Posted on: março 18, 2008

Não veio, simples assim. É mesmo uma injustiça os contos publicados em blog não poderem participar de concursos. Eu não sou mesquinha. Vou escrever uma coisa que gostei muito e guardar? “aaaaah! Esse é pro concurso pra eu ganhar cinco mil reais!” Não estou falando que seja uma espécie de heresia ganhar dinheiro com literatura ou seja lá qual for a arte. Só acho que isso não pode restringir o uso literário! Meu Deus! Eu escrevo para me comunicar e não para me mostrar. Me sinto uma das formiguinhas da eterna briga do homem contra a sociedade. Isso é tão demode! Que merda! E não veio gente! Não veio… Um bom texto vem como um vômito e não espremido como uma espinha no rosto.

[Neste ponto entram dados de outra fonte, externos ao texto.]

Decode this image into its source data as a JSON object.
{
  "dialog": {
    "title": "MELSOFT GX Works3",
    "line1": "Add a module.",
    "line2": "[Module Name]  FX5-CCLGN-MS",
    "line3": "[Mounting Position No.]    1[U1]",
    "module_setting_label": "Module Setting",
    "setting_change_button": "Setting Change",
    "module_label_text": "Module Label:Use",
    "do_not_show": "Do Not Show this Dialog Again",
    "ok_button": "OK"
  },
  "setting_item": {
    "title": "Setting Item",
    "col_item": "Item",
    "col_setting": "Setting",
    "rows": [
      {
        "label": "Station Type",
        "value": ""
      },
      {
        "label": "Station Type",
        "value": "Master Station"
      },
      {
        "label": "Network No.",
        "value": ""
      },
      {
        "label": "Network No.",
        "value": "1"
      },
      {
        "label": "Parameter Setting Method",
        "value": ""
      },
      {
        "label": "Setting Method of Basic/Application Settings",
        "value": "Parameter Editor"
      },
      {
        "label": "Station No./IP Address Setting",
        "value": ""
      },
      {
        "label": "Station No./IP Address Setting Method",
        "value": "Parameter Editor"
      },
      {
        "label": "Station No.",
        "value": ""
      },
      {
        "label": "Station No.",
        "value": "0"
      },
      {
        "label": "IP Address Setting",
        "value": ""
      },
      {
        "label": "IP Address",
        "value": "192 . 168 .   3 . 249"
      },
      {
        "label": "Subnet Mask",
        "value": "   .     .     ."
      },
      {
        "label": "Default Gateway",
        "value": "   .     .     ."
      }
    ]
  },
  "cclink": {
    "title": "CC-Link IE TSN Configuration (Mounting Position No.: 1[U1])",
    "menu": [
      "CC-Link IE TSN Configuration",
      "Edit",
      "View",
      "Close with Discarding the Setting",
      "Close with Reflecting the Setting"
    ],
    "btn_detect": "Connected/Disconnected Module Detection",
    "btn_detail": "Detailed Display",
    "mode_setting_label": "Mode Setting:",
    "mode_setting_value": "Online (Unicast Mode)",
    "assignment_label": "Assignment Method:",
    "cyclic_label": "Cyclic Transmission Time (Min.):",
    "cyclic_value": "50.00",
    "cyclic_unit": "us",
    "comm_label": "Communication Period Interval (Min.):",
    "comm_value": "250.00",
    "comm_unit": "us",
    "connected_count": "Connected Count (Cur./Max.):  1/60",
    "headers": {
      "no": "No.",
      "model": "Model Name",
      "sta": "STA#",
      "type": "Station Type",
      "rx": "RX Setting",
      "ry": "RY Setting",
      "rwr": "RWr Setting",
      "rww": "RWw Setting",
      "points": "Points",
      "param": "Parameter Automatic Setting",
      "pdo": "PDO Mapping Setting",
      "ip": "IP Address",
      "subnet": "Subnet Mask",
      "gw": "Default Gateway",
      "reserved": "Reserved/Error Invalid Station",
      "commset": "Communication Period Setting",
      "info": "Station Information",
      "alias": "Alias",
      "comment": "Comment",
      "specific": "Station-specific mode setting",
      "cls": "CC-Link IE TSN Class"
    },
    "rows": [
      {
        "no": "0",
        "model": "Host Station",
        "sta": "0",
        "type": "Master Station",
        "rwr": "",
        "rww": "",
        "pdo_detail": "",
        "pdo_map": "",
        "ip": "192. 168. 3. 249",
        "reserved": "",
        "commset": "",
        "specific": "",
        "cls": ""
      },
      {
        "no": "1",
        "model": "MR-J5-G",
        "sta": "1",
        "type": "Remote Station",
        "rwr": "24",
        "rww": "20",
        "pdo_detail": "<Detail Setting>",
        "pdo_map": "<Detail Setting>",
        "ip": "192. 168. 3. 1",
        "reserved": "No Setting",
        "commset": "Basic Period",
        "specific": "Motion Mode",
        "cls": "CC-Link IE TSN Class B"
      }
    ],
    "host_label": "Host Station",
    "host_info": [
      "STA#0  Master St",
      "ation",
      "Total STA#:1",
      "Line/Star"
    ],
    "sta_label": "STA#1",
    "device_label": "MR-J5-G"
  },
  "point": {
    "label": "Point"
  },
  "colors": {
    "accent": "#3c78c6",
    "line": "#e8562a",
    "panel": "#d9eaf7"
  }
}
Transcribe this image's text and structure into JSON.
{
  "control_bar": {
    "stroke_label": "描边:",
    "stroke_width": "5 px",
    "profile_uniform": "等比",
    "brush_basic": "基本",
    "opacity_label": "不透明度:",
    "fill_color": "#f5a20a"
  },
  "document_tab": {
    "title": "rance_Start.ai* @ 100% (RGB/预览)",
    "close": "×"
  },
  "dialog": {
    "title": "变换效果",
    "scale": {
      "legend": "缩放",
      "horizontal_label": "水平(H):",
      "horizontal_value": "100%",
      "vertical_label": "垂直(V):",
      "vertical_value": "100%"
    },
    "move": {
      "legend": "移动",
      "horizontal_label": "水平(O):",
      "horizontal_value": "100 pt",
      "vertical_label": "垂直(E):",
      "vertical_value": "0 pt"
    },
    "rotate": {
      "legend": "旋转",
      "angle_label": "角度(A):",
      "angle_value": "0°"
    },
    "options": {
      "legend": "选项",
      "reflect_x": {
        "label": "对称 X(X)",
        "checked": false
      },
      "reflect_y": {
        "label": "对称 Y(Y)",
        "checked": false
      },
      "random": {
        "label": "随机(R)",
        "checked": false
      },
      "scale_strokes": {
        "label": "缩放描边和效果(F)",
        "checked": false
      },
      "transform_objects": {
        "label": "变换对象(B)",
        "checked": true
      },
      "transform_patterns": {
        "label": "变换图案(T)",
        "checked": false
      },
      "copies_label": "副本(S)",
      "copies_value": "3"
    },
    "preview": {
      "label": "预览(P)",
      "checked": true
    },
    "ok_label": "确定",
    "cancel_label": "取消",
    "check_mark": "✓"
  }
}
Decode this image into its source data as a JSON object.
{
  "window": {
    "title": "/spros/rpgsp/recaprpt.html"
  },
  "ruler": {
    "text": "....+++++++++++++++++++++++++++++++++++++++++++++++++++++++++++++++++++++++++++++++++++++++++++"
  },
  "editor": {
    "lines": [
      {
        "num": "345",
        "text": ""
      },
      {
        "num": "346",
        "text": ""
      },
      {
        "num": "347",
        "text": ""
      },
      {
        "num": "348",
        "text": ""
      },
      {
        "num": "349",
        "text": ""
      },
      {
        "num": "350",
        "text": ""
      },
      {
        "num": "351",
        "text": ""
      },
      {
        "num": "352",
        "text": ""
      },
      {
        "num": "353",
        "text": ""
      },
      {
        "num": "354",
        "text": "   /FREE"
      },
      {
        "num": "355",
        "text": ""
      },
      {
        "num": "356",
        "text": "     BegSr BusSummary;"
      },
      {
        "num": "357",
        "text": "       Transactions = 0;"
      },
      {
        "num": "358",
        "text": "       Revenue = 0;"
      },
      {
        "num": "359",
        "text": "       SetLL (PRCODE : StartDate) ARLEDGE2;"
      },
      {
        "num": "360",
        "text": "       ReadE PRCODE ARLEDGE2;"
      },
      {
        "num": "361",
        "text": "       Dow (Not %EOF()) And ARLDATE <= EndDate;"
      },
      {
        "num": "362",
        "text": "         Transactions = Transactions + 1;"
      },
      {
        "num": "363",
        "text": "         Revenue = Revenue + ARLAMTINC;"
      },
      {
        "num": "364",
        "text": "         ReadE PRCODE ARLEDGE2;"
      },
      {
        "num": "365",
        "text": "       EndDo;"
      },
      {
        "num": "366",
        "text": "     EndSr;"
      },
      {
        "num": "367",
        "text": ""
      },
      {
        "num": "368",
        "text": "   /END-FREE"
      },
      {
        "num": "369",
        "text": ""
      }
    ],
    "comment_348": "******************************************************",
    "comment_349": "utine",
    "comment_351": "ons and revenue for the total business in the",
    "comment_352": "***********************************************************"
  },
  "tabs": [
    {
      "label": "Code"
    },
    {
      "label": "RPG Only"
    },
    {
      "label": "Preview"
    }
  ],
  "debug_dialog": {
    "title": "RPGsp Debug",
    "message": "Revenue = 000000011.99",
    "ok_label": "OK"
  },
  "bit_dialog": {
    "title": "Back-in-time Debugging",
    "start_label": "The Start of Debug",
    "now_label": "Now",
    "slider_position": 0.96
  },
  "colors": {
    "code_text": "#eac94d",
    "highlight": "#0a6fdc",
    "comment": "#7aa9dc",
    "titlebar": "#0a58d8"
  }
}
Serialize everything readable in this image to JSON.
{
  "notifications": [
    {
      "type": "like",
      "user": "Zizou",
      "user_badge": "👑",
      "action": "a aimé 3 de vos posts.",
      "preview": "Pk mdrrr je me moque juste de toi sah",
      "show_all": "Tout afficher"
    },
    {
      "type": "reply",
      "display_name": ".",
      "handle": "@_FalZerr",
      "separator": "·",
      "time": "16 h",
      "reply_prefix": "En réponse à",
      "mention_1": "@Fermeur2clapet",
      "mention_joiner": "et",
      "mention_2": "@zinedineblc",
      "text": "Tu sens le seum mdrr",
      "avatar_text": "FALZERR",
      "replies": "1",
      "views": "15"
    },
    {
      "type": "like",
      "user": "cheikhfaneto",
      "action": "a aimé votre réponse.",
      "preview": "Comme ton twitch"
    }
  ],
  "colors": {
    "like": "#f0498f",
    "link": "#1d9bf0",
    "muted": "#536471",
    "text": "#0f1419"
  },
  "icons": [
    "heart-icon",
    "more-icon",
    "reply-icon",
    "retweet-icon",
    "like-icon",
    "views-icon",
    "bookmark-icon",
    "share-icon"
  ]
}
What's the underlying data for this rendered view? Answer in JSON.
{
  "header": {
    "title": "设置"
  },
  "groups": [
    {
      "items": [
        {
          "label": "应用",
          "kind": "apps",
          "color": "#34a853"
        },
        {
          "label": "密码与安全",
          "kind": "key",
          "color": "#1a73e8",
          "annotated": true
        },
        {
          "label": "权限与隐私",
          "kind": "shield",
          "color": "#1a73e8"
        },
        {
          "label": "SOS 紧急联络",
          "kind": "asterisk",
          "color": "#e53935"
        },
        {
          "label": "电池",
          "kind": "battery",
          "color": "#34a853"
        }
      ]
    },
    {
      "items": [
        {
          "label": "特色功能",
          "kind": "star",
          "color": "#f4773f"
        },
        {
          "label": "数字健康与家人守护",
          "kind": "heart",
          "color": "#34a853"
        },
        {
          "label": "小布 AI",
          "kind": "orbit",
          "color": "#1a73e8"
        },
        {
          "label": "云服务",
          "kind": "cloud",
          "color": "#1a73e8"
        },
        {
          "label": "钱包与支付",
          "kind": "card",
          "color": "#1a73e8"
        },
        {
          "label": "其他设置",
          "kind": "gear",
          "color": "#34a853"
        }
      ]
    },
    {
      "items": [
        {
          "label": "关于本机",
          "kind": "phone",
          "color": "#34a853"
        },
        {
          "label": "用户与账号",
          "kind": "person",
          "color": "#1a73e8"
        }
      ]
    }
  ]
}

Sacou a metáfora? A espinha é superficial. O vômito vem de dentro, uma coisa que não pode mais ser contida; é como diz Henry, a gente escreve pra lançar o veneno… E não veio, tô digerida! E o prazo termina hoje! Que puxa! Também não vou sair de casa, entregar livros na biblioteca ou me inscrever em alguma disciplina isolada. Sabe o que eu percebi? Que 2008 só vai poder começar quando eu terminar essa monografia… Tá tudo depositado nela… Gente, eu não posso continuar sendo assim, tão concentrada! Isso não é saudável! Queria ser do signo de gêmeos…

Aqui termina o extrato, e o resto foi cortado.